Enhance Filer's View Function with QuickView

The System Manager Filer program will let you view text files by pointing at the file name and pressing the F8 (View) key. It will not let you look deeply into an .EXE or .EXM file to look for text material. This is often helpful when you've forgotten what a particular program is supposed to do. Up to now, you could leave Filer and use a hex editor to view the file. (This can be dangerous. One slip of the finger and you risk corrupting the file.) Alternatively you could use a program such as Vernon Buerg's LIST program.

Now, with QUICKV, you can stay in System Manager and view files either as text files or display the hexadecimal version of the file.

QUICKV.EXM is a small, System-Manager Compliant file viewer for the HP 100/200LX. Some of the features of QuickView are:

Text and Hex viewing modes

Supports the zoom modes of the HP-LX

Integrates well with X-FINDER

Runs in 7k of memory, 10k when using the file open dialog

System manager compliant: uses the HP-LX user interface, can be task-switched, leaves your DOS process free for other applications.

File to be viewed can be chosen via file open dialog or passed by the clipboard.
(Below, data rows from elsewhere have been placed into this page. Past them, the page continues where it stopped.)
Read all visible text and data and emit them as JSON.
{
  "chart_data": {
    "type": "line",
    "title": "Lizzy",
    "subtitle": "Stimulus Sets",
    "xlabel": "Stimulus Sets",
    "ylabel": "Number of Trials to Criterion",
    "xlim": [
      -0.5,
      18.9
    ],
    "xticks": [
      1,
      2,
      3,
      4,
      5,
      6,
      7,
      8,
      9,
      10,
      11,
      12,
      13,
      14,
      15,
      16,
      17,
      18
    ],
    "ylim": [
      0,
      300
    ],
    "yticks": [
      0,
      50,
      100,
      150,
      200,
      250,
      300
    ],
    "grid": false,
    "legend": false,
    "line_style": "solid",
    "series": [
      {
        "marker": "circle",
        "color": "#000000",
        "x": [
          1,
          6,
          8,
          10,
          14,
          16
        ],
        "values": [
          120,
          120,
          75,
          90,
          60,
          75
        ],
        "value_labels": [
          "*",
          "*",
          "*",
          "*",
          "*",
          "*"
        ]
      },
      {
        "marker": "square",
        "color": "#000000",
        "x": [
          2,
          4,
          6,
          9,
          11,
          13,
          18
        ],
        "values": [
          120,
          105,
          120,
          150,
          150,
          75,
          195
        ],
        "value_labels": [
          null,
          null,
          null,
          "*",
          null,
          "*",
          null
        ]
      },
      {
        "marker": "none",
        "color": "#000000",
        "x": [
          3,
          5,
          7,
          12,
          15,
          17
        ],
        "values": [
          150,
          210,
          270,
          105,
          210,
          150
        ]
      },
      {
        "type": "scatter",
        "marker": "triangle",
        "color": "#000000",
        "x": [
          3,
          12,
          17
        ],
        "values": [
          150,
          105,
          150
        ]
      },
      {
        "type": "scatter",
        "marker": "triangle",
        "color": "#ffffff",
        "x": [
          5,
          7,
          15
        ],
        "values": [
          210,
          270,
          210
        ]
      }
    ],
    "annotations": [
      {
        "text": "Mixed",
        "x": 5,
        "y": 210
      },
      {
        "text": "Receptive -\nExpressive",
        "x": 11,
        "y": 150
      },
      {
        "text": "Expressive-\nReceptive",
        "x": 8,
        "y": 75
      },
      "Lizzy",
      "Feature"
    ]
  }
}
Some Known Limitations are:

It does not show database type files nor will it let you perform a search in such a file.

QuickView has some problems viewing files that are larger than 64 Kbytes or more than 128 pages long.
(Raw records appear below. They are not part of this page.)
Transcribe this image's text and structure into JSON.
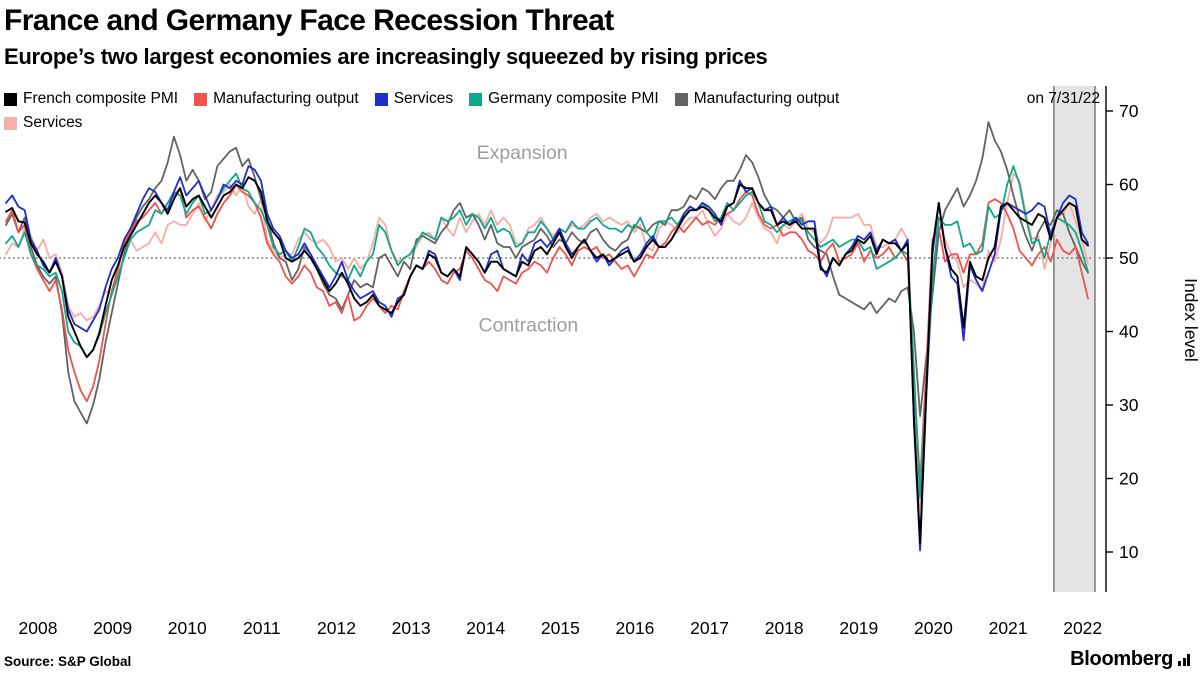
{
  "header": {
    "title": "France and Germany Face Recession Threat",
    "subtitle": "Europe’s two largest economies are increasingly squeezed by rising prices"
  },
  "legend": {
    "asof": "on 7/31/22"
  },
  "footer": {
    "source": "Source: S&P Global",
    "brand": "Bloomberg"
  },
  "chart_data": {
    "type": "line",
    "title": "France and Germany Face Recession Threat",
    "subtitle": "Europe’s two largest economies are increasingly squeezed by rising prices",
    "x": {
      "start": "2008-01",
      "end": "2022-07",
      "frequency": "monthly"
    },
    "years": [
      2008,
      2009,
      2010,
      2011,
      2012,
      2013,
      2014,
      2015,
      2016,
      2017,
      2018,
      2019,
      2020,
      2021,
      2022
    ],
    "yticks": [
      10,
      20,
      30,
      40,
      50,
      60,
      70
    ],
    "ylim": [
      8,
      73
    ],
    "ylabel": "Index level",
    "reference_line": 50,
    "grid": "off",
    "legend_position": "top",
    "as_of_label": "on 7/31/22",
    "annotations": [
      {
        "text": "Expansion",
        "month_index": 83,
        "value": 63.5
      },
      {
        "text": "Contraction",
        "month_index": 84,
        "value": 40.0
      }
    ],
    "highlight_band": {
      "start_index": 169,
      "color": "#e4e4e4",
      "border_color": "#3c3c3c"
    },
    "draw_order": [
      5,
      4,
      1,
      3,
      2,
      0
    ],
    "series": [
      {
        "name": "French composite PMI",
        "color": "#000000",
        "width": 1.9,
        "values": [
          56.3,
          56.8,
          55.0,
          54.8,
          52.0,
          50.5,
          49.5,
          48.0,
          49.5,
          47.5,
          42.0,
          40.0,
          38.0,
          36.5,
          37.5,
          39.8,
          43.5,
          47.0,
          49.0,
          51.5,
          53.0,
          54.5,
          56.0,
          57.5,
          58.5,
          57.5,
          56.0,
          58.0,
          59.5,
          57.0,
          58.0,
          58.5,
          57.0,
          55.5,
          57.0,
          58.5,
          59.0,
          60.0,
          59.5,
          61.0,
          60.5,
          59.0,
          55.0,
          53.5,
          52.5,
          50.0,
          49.5,
          50.0,
          51.0,
          50.0,
          48.5,
          47.0,
          45.5,
          46.5,
          48.0,
          46.5,
          44.5,
          43.5,
          44.0,
          45.0,
          43.5,
          43.0,
          42.5,
          44.0,
          45.0,
          47.5,
          49.0,
          48.5,
          50.5,
          50.0,
          48.0,
          47.5,
          48.5,
          47.5,
          51.5,
          50.5,
          49.5,
          48.0,
          49.5,
          49.5,
          48.5,
          48.0,
          47.5,
          49.5,
          49.0,
          51.0,
          51.5,
          50.5,
          52.0,
          53.5,
          51.5,
          50.0,
          51.5,
          52.5,
          51.0,
          50.0,
          50.5,
          49.5,
          50.0,
          50.5,
          51.0,
          49.5,
          50.0,
          51.5,
          52.5,
          51.5,
          51.5,
          52.5,
          54.0,
          55.5,
          56.5,
          56.5,
          57.0,
          56.5,
          55.5,
          55.0,
          57.0,
          57.5,
          60.0,
          59.5,
          59.5,
          57.5,
          56.5,
          56.5,
          54.5,
          55.0,
          54.5,
          55.0,
          54.0,
          54.0,
          54.0,
          48.5,
          48.0,
          50.0,
          49.0,
          50.5,
          51.0,
          52.5,
          52.0,
          53.0,
          50.5,
          52.5,
          52.0,
          52.0,
          51.0,
          52.0,
          28.5,
          11.2,
          32.0,
          51.5,
          57.5,
          51.5,
          48.5,
          47.5,
          40.5,
          49.5,
          47.5,
          47.0,
          50.0,
          51.5,
          57.0,
          57.5,
          56.5,
          55.5,
          55.0,
          54.5,
          56.0,
          55.5,
          52.5,
          55.5,
          56.5,
          57.5,
          57.0,
          52.5,
          51.7
        ]
      },
      {
        "name": "Manufacturing output",
        "color": "#f0524c",
        "width": 1.8,
        "values": [
          55.0,
          56.5,
          53.5,
          54.5,
          50.5,
          48.5,
          47.0,
          45.5,
          47.0,
          43.0,
          37.5,
          34.5,
          32.0,
          30.5,
          32.5,
          36.0,
          41.0,
          45.5,
          48.5,
          52.0,
          53.5,
          55.0,
          55.5,
          56.5,
          57.5,
          56.0,
          57.5,
          58.5,
          59.5,
          55.5,
          56.5,
          57.0,
          55.5,
          54.0,
          56.0,
          57.5,
          58.5,
          60.0,
          59.0,
          58.5,
          57.5,
          55.5,
          52.0,
          50.5,
          49.5,
          47.5,
          46.5,
          47.5,
          49.0,
          48.0,
          46.0,
          45.5,
          43.5,
          44.0,
          42.5,
          45.0,
          41.5,
          42.0,
          43.5,
          44.5,
          43.5,
          42.5,
          43.5,
          43.0,
          45.5,
          47.5,
          49.0,
          48.5,
          49.5,
          48.5,
          47.0,
          46.5,
          48.0,
          48.5,
          51.0,
          50.0,
          48.5,
          47.0,
          46.5,
          45.5,
          47.5,
          47.0,
          46.5,
          48.0,
          48.5,
          49.5,
          49.0,
          48.0,
          50.0,
          51.5,
          50.5,
          49.0,
          51.0,
          51.5,
          51.0,
          51.5,
          50.0,
          50.5,
          49.5,
          48.5,
          49.0,
          47.5,
          49.0,
          50.5,
          50.0,
          51.5,
          52.0,
          53.5,
          54.5,
          53.5,
          54.5,
          55.5,
          54.5,
          55.0,
          54.5,
          55.5,
          56.0,
          56.5,
          58.0,
          59.0,
          58.5,
          56.0,
          54.5,
          54.0,
          54.5,
          53.0,
          53.5,
          53.5,
          52.5,
          51.0,
          50.5,
          49.5,
          51.0,
          52.0,
          49.5,
          50.0,
          50.5,
          52.0,
          49.5,
          51.0,
          50.0,
          50.5,
          51.5,
          50.0,
          51.0,
          49.5,
          33.5,
          19.5,
          35.0,
          52.5,
          54.0,
          49.5,
          50.5,
          50.5,
          48.0,
          50.5,
          50.5,
          52.0,
          57.5,
          58.0,
          57.5,
          56.0,
          54.0,
          51.0,
          50.0,
          49.0,
          50.5,
          51.5,
          49.5,
          52.5,
          51.0,
          50.5,
          51.5,
          48.0,
          44.5
        ]
      },
      {
        "name": "Services",
        "color": "#1f2dce",
        "width": 1.8,
        "values": [
          57.5,
          58.5,
          57.0,
          56.5,
          52.5,
          51.0,
          49.0,
          48.0,
          50.0,
          47.5,
          43.0,
          41.0,
          40.5,
          40.0,
          41.5,
          43.0,
          46.0,
          48.5,
          50.0,
          52.5,
          54.0,
          56.0,
          58.0,
          59.5,
          59.0,
          57.5,
          56.5,
          59.0,
          61.0,
          58.5,
          59.5,
          60.5,
          58.5,
          56.5,
          58.0,
          60.0,
          59.5,
          60.5,
          60.0,
          62.5,
          62.0,
          60.5,
          56.0,
          54.0,
          53.0,
          51.0,
          50.0,
          50.5,
          52.0,
          50.5,
          49.0,
          47.5,
          46.0,
          47.5,
          49.5,
          47.0,
          45.5,
          44.5,
          45.0,
          45.5,
          44.0,
          43.5,
          42.0,
          44.5,
          45.0,
          47.5,
          49.0,
          48.5,
          51.0,
          50.5,
          48.0,
          47.5,
          48.5,
          47.0,
          51.5,
          50.5,
          49.5,
          48.0,
          50.5,
          51.0,
          48.5,
          48.0,
          47.5,
          50.5,
          49.5,
          52.0,
          52.5,
          51.5,
          52.5,
          54.0,
          52.0,
          50.5,
          51.5,
          52.5,
          51.0,
          49.5,
          50.5,
          49.0,
          50.0,
          51.0,
          51.5,
          49.5,
          50.5,
          52.0,
          53.0,
          51.5,
          51.5,
          52.5,
          54.0,
          56.0,
          57.0,
          56.5,
          57.5,
          57.0,
          56.0,
          54.5,
          57.0,
          57.5,
          60.5,
          59.0,
          59.5,
          57.5,
          56.5,
          57.0,
          54.5,
          55.5,
          54.5,
          55.5,
          54.5,
          55.0,
          55.0,
          49.0,
          47.5,
          50.0,
          49.0,
          50.5,
          51.5,
          53.0,
          52.5,
          53.5,
          51.0,
          52.5,
          52.0,
          52.5,
          51.0,
          52.5,
          27.5,
          10.2,
          31.0,
          50.5,
          57.5,
          51.5,
          47.5,
          46.5,
          38.8,
          49.0,
          47.0,
          45.5,
          48.0,
          50.5,
          56.5,
          57.5,
          57.0,
          56.5,
          56.0,
          56.5,
          57.5,
          57.0,
          53.0,
          55.5,
          57.5,
          58.5,
          58.0,
          53.5,
          52.0
        ]
      },
      {
        "name": "Germany composite PMI",
        "color": "#0ea88a",
        "width": 1.8,
        "values": [
          52.0,
          53.0,
          51.5,
          53.5,
          50.5,
          49.0,
          48.5,
          47.5,
          48.0,
          45.5,
          40.0,
          38.5,
          38.0,
          36.5,
          37.5,
          39.5,
          42.5,
          45.0,
          47.5,
          50.0,
          52.5,
          53.5,
          54.0,
          54.5,
          56.5,
          56.0,
          57.5,
          59.0,
          58.5,
          56.0,
          57.5,
          58.5,
          56.0,
          56.5,
          58.0,
          59.5,
          60.5,
          61.5,
          59.5,
          59.0,
          57.5,
          56.5,
          54.5,
          51.5,
          50.5,
          51.0,
          49.5,
          51.5,
          54.0,
          53.5,
          51.5,
          50.5,
          49.0,
          48.0,
          47.5,
          47.0,
          49.0,
          47.5,
          49.5,
          50.5,
          54.5,
          53.5,
          51.0,
          49.0,
          50.0,
          50.5,
          52.0,
          53.5,
          53.0,
          52.5,
          55.5,
          55.0,
          55.5,
          56.5,
          54.5,
          56.0,
          55.5,
          54.0,
          55.5,
          53.5,
          54.0,
          53.5,
          51.5,
          52.0,
          53.5,
          53.5,
          55.0,
          54.0,
          52.5,
          54.0,
          53.5,
          55.0,
          54.0,
          54.0,
          55.0,
          55.5,
          54.5,
          54.0,
          54.0,
          53.5,
          54.5,
          54.0,
          55.5,
          53.5,
          52.5,
          55.0,
          55.0,
          55.5,
          54.5,
          56.0,
          57.0,
          56.5,
          57.5,
          56.5,
          55.0,
          55.5,
          57.5,
          56.5,
          57.5,
          58.5,
          59.0,
          57.5,
          55.0,
          54.5,
          53.5,
          54.5,
          55.0,
          55.5,
          55.0,
          53.5,
          52.5,
          51.5,
          52.0,
          52.5,
          51.5,
          52.0,
          52.5,
          52.5,
          51.0,
          51.5,
          48.5,
          49.0,
          49.5,
          50.0,
          51.0,
          50.5,
          35.0,
          17.4,
          32.0,
          47.0,
          55.5,
          54.5,
          54.5,
          55.0,
          51.5,
          52.0,
          50.5,
          51.0,
          57.0,
          55.5,
          56.0,
          60.0,
          62.5,
          60.0,
          55.5,
          52.0,
          52.5,
          50.0,
          53.5,
          55.5,
          55.0,
          54.5,
          53.5,
          51.0,
          48.1
        ]
      },
      {
        "name": "Manufacturing output",
        "color": "#636363",
        "width": 1.8,
        "values": [
          54.5,
          56.0,
          53.5,
          55.5,
          51.5,
          49.0,
          47.5,
          46.5,
          47.5,
          42.5,
          34.5,
          30.5,
          29.0,
          27.5,
          30.0,
          33.5,
          38.5,
          42.5,
          46.5,
          50.5,
          53.5,
          55.5,
          57.0,
          58.0,
          59.5,
          60.5,
          63.0,
          66.5,
          64.0,
          60.5,
          62.0,
          60.5,
          58.0,
          59.0,
          62.5,
          63.5,
          64.5,
          65.0,
          62.5,
          63.5,
          61.0,
          58.0,
          55.5,
          52.0,
          50.0,
          49.5,
          47.0,
          48.5,
          51.5,
          50.5,
          48.5,
          46.5,
          45.0,
          44.5,
          43.0,
          45.0,
          47.0,
          46.0,
          46.5,
          46.0,
          50.0,
          50.5,
          49.0,
          47.5,
          49.5,
          48.5,
          52.5,
          53.0,
          52.5,
          52.0,
          53.5,
          54.5,
          56.5,
          57.5,
          55.5,
          56.0,
          54.5,
          52.5,
          54.5,
          52.0,
          51.5,
          51.5,
          50.0,
          51.5,
          52.0,
          52.5,
          54.0,
          53.0,
          51.5,
          52.5,
          52.0,
          53.5,
          52.5,
          52.0,
          53.5,
          54.0,
          52.5,
          51.5,
          51.0,
          52.0,
          52.5,
          54.5,
          54.0,
          53.5,
          54.5,
          55.0,
          54.5,
          56.5,
          56.5,
          57.0,
          58.5,
          58.0,
          59.5,
          59.0,
          58.0,
          59.5,
          60.5,
          60.5,
          62.0,
          64.0,
          63.0,
          61.0,
          58.5,
          57.0,
          56.5,
          55.5,
          56.5,
          55.0,
          55.5,
          52.5,
          51.5,
          51.0,
          50.5,
          47.5,
          45.0,
          44.5,
          44.0,
          43.5,
          43.0,
          44.0,
          42.5,
          43.5,
          44.5,
          44.0,
          45.5,
          46.0,
          40.0,
          28.5,
          36.5,
          45.0,
          53.5,
          56.5,
          58.0,
          59.5,
          57.0,
          58.5,
          60.5,
          63.5,
          68.5,
          66.0,
          64.5,
          62.0,
          58.5,
          55.5,
          53.0,
          51.0,
          53.5,
          55.0,
          54.5,
          56.5,
          56.0,
          53.5,
          51.5,
          49.5,
          48.0
        ]
      },
      {
        "name": "Services",
        "color": "#f6b0ab",
        "width": 1.9,
        "values": [
          50.5,
          52.0,
          51.5,
          54.0,
          53.0,
          51.0,
          52.5,
          50.0,
          50.5,
          48.0,
          43.5,
          42.0,
          42.5,
          41.5,
          42.0,
          43.5,
          45.5,
          45.0,
          48.0,
          52.0,
          52.5,
          51.0,
          51.5,
          52.0,
          53.5,
          52.0,
          54.5,
          55.0,
          54.5,
          54.5,
          56.0,
          57.5,
          55.0,
          56.5,
          58.5,
          59.0,
          60.0,
          58.5,
          60.0,
          57.0,
          56.0,
          58.0,
          52.5,
          51.0,
          50.0,
          50.5,
          50.5,
          52.5,
          53.5,
          52.5,
          52.0,
          52.5,
          51.5,
          49.5,
          50.0,
          48.5,
          50.0,
          48.5,
          49.5,
          52.0,
          55.5,
          54.5,
          51.0,
          49.5,
          50.0,
          50.5,
          51.5,
          53.0,
          53.5,
          52.5,
          55.5,
          54.0,
          53.0,
          55.5,
          53.5,
          55.0,
          56.0,
          54.5,
          56.5,
          54.5,
          55.5,
          54.5,
          52.0,
          52.0,
          54.0,
          54.5,
          55.5,
          54.0,
          53.0,
          54.0,
          53.5,
          54.5,
          54.0,
          54.5,
          55.5,
          56.0,
          55.0,
          55.5,
          55.0,
          54.5,
          55.0,
          53.5,
          54.5,
          51.5,
          51.0,
          54.0,
          55.0,
          54.5,
          53.5,
          54.5,
          55.5,
          55.5,
          56.5,
          54.5,
          53.0,
          54.0,
          56.0,
          55.0,
          54.5,
          55.5,
          57.5,
          55.5,
          54.0,
          53.5,
          52.0,
          54.5,
          54.0,
          55.0,
          56.0,
          54.0,
          53.5,
          52.0,
          53.0,
          55.5,
          55.5,
          55.5,
          55.5,
          56.0,
          54.5,
          54.5,
          51.5,
          51.5,
          52.0,
          52.5,
          54.0,
          52.5,
          31.5,
          16.2,
          31.5,
          46.5,
          55.5,
          52.5,
          50.5,
          49.5,
          46.0,
          47.0,
          46.5,
          45.5,
          51.0,
          49.5,
          52.5,
          57.5,
          61.5,
          60.5,
          56.0,
          52.5,
          53.0,
          48.5,
          52.0,
          55.5,
          56.0,
          57.5,
          55.0,
          52.5,
          49.2
        ]
      }
    ]
  }
}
QUICV.EXM is copyright freeware by Alan Krempler of Graz, Austria: alan@oeh.tu-graz.ac.at

Smallest Infrared Device

The HP 200LX has an infrared (IR) port that can send and receive signals to other computers and printers. The IR protocol that is built into the HP Palmtop doesn't meet the latest specifications. However, that is easily corrected by getting a copy of the most recent IR driver from the SUPER site. If you have the latest drivers, there may still a problem since there may be no way to connect to your desktop or laptop computer if it doesn't have an IR device.

Here's a device that will remedy that situation.
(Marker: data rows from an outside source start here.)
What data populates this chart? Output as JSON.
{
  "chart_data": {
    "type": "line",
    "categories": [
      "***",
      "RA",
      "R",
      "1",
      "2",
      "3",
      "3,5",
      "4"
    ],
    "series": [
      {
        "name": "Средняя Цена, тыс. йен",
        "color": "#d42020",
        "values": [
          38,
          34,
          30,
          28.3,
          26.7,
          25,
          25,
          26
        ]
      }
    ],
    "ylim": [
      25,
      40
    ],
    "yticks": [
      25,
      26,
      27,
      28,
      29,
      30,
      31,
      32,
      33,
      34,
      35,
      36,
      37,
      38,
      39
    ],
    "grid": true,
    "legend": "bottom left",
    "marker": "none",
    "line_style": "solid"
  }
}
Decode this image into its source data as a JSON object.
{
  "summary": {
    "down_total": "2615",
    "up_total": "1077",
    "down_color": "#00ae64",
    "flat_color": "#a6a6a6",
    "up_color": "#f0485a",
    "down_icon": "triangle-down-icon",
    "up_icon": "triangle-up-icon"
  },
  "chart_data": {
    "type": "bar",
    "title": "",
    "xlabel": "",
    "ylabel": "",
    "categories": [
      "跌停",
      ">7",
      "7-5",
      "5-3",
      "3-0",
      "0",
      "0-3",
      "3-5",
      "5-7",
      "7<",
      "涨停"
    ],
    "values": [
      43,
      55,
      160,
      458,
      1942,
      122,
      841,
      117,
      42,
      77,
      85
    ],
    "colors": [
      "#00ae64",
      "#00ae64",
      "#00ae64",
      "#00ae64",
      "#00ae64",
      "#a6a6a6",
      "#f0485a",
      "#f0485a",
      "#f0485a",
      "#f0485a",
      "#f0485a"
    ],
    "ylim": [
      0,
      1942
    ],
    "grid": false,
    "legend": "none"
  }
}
The IR-HP5 is a serial infrared adapter that will connect your HP 100/200LX to a desktop or laptop via the Palmtop's built-in IR port. It works at 57600 Kbps so it's the perfect hardware companion to the popular Transfile Win200 software distributed for free by Hewlett-Packard. It will also work with the HP Connectivity Pack and other file transfer software. You can plug the IR-HP5 directly into the DB-9M serial port on your desktop or connect through a cable. (A 6-foot DB-9M to DB-9F cable is included with the adapter.) As an added bonus, the IR-HP5 also works very nicely with Linux and either lxtools or LXFileman. Setup is simple. Just use the setserial program to make sure your serial port is set for spd_hi. With the 200LX pointing at the IR-HP5, the Filer will answer commands from your Linux box via infrared! The IR-HP5 is constructed inside a DB25-DB9 adapter shell so is very small and only weighs a few ounces.